ごく一般的な認識論の基礎は、「認識論ー対人関係にも生かせる哲学」という記事で書いたことがあります。
簡単に復習すると、主体と客体の関係は、
主体→→→→客体
という単純な図式ではなく、
主体→→認識の世界→→客体
というふうに、「認識界」が介在しているのだ、ということでした。
実は、ここまで理解できていれば、仏教における認識論もそんなに難しくはないんです。難しいのは漢字だけ。笑
六根(ろっこん)
上記の「主体」(われわれ人間とする)に相当する部分が六根ということになります。
千日回峰などで、「六根清浄、六根清浄・・・」と唱えて修行していらっしゃる方もいらっしゃいますが、この六根清浄の六根です。
六根とは、眼・耳・鼻・舌・身・意(げん・に・び・ぜっ・しん・い)の6つです。
要は、人間の感覚器官を6項目に分類しているのですね。
眼・耳・鼻・舌・身までは、漢字の意味そのままなのでお分かりかと思います。
意は意識の意ですね。
つまり、眼・耳・鼻・舌・身の五官で感知した情報を統合的に判断する意識のことです。
十二処(じゅうにしょ)
主体が六根でありますので、認識の対象である「客体」が存在しますね。
その主体の六根の6種類に対応する「客体」の6種類を足して十二処と呼んでいるのです。
客体の6種類が、色・声・香・味・触・法(しき・しょう・こう・み・そく・ほう)ということになります。
ちなみに、この6種類を六境(ろっきょう)とも言います。
六根との対応関係を図で現しますと、
- 眼→→→→色
- 耳→→→→声
- 鼻→→→→香
- 舌→→→→味
- 身→→→→触
- 意→→→→法
ということですね。
1.の「色」は「物体」という意味です。眼が捉える対象が物体であるということですね。

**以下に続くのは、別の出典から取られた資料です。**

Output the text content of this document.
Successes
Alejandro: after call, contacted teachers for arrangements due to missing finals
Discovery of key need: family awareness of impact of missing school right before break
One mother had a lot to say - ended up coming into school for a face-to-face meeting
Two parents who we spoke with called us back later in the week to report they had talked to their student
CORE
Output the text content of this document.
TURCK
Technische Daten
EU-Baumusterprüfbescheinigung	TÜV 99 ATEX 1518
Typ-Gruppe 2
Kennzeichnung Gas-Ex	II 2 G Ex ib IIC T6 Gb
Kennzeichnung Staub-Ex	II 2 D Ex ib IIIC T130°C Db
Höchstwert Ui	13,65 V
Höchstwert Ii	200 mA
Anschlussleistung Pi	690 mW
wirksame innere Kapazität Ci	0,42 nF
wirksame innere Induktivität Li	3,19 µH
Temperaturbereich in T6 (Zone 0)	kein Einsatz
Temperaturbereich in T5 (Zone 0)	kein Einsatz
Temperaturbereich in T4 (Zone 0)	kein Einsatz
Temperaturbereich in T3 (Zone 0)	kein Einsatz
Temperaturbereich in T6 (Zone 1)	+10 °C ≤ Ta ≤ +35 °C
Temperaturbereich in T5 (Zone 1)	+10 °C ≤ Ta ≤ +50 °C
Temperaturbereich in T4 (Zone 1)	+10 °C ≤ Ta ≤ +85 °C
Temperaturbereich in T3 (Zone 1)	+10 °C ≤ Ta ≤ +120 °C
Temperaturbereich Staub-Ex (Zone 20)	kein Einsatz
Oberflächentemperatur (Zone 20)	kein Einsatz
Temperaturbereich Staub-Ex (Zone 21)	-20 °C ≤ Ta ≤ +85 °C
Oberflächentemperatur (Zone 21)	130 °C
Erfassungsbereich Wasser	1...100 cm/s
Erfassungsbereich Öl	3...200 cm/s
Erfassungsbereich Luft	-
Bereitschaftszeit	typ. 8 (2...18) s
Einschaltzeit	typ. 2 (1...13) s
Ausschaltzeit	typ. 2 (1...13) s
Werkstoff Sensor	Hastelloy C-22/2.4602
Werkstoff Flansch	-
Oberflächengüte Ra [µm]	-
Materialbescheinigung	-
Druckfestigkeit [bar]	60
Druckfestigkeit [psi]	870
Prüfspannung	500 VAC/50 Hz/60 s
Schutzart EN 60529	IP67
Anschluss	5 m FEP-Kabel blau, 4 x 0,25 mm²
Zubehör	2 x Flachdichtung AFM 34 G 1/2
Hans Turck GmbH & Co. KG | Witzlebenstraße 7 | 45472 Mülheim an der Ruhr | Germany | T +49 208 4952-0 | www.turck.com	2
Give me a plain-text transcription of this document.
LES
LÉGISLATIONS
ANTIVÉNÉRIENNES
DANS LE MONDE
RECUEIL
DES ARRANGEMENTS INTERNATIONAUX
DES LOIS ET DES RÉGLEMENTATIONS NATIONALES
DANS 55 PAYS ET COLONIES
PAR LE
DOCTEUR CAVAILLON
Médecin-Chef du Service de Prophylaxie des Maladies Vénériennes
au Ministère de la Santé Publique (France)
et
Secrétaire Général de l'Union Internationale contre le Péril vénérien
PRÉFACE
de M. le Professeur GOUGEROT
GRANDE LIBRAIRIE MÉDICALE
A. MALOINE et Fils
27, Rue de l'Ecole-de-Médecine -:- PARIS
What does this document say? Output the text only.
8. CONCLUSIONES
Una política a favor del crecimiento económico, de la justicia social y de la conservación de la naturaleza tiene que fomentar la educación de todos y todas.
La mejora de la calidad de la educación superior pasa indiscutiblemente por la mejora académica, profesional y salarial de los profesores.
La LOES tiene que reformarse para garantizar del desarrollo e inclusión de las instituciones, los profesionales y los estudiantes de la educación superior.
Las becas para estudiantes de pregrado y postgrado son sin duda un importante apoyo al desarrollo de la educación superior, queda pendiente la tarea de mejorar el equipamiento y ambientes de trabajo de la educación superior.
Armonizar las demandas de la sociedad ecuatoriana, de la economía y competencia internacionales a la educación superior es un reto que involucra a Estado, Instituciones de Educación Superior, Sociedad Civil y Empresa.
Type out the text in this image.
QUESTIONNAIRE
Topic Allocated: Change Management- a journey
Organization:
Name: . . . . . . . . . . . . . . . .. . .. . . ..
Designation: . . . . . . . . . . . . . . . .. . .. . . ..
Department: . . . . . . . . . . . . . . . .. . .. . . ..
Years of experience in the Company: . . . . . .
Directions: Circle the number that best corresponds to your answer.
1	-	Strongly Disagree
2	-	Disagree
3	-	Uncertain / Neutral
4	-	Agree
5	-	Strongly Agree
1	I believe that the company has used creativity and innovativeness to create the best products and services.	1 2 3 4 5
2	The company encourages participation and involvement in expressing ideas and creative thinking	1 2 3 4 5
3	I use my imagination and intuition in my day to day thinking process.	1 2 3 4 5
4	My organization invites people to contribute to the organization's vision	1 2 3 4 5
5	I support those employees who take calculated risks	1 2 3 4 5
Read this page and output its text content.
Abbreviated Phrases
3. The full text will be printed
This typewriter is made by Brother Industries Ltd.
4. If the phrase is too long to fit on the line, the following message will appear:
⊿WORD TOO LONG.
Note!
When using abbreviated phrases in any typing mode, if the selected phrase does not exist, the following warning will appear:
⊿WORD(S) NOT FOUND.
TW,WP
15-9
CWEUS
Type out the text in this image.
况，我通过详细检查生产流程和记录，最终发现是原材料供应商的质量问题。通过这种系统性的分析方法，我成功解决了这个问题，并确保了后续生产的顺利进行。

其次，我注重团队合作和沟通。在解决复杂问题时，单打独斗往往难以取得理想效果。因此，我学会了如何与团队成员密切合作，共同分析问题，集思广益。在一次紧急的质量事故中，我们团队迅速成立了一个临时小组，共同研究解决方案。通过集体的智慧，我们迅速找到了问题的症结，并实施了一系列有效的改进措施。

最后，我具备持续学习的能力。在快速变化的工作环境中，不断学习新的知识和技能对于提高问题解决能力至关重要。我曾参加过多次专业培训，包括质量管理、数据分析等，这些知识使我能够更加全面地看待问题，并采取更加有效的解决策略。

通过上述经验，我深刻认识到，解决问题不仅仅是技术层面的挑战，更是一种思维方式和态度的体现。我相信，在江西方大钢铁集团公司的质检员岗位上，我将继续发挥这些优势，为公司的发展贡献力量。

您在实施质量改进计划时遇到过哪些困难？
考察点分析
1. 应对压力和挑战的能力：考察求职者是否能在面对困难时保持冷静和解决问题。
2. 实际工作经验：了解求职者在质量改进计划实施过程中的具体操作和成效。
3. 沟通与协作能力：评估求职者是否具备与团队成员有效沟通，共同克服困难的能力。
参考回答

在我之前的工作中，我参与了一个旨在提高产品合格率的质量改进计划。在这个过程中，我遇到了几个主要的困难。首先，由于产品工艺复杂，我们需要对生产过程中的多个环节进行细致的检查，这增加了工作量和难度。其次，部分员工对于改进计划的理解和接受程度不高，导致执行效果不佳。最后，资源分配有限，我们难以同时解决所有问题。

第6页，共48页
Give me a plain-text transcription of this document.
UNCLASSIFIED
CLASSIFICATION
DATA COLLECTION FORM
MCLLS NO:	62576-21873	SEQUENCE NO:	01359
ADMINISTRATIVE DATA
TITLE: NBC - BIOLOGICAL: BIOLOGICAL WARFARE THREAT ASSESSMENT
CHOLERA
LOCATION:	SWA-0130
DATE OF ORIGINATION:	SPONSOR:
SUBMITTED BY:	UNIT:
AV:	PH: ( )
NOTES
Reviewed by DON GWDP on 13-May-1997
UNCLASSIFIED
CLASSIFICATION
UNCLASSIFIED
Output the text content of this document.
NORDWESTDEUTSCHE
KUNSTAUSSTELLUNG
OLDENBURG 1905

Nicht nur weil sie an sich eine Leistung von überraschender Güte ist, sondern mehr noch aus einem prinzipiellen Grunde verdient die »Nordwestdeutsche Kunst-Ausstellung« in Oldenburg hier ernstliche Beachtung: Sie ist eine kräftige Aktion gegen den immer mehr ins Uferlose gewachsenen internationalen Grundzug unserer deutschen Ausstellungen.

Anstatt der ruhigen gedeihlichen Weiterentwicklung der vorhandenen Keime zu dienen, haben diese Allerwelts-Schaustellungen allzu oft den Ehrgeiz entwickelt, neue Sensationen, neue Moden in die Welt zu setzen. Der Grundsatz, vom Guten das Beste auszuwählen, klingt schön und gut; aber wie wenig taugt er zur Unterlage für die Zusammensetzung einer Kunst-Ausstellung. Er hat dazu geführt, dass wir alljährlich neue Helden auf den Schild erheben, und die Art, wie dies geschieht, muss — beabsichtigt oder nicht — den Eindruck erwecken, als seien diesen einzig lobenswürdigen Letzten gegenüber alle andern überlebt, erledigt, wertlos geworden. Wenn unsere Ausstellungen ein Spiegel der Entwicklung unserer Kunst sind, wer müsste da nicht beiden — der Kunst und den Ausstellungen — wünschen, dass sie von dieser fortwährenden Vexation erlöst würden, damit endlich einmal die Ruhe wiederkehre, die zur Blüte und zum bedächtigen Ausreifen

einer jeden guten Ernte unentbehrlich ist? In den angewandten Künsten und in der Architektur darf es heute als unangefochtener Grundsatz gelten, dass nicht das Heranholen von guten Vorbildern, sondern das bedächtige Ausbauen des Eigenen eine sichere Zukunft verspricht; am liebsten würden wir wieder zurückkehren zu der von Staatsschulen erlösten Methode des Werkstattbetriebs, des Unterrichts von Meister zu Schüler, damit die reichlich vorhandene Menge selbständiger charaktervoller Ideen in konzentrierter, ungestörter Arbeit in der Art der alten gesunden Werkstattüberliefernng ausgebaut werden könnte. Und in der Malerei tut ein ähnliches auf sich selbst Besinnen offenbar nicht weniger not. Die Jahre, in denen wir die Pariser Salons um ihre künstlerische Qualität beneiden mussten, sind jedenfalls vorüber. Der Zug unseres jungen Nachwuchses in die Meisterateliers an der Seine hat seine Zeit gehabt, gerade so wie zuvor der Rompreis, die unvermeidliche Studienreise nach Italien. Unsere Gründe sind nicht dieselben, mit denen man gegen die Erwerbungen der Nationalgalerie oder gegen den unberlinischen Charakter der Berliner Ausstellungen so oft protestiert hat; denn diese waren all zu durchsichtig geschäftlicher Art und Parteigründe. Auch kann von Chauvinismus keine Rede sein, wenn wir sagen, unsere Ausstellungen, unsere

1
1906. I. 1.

6. の「法」は「存在」という意味です。
インドで「法」というときに、大きくは、「教え」という意味と、「存在」という意味の二通りがあるということは、以前に、「無常なるものは苦であり、苦なるものは無我である」という記事の、「諸法無我」のところでご説明いたしました。
*法=ダルマ(サンスクリット語)、ダンマ(パーリ語)
ここまで大丈夫ですよね?やはり難しいのは漢字だけだと思います。笑
十八界(じゅうはちかい)
勘の良い読者ならもうお気づきだと思いますが、上記の六根+六境=十二処に、認識界の6種類を足した合計18種類の世界のことを十八界と言います。
認識界は、眼識・耳識・鼻識・舌識・身識・意識(げんしき・にしき・びしき・ぜっしき・しんしき・いしき)の6種類です。
また、この6つを六識(ろくしき)ともいいます。
対応関係を全部、整理してみますね。
-
眼界→→眼識界→→色界
-
耳界→→耳識界→→声界
-
鼻界→→鼻識界→→香界
-
舌界→→舌識界→→味界
-
身界→→身識界→→触界
-
意界→→意識界→→法界
ということで、合計、十八界になりますね。
ちなみに、以前、出てきた五蘊(ごうん)と十二処、十八界の3つを三科(さんか)と称したりします。
*六根・六境・六識の3つで三科という場合もある。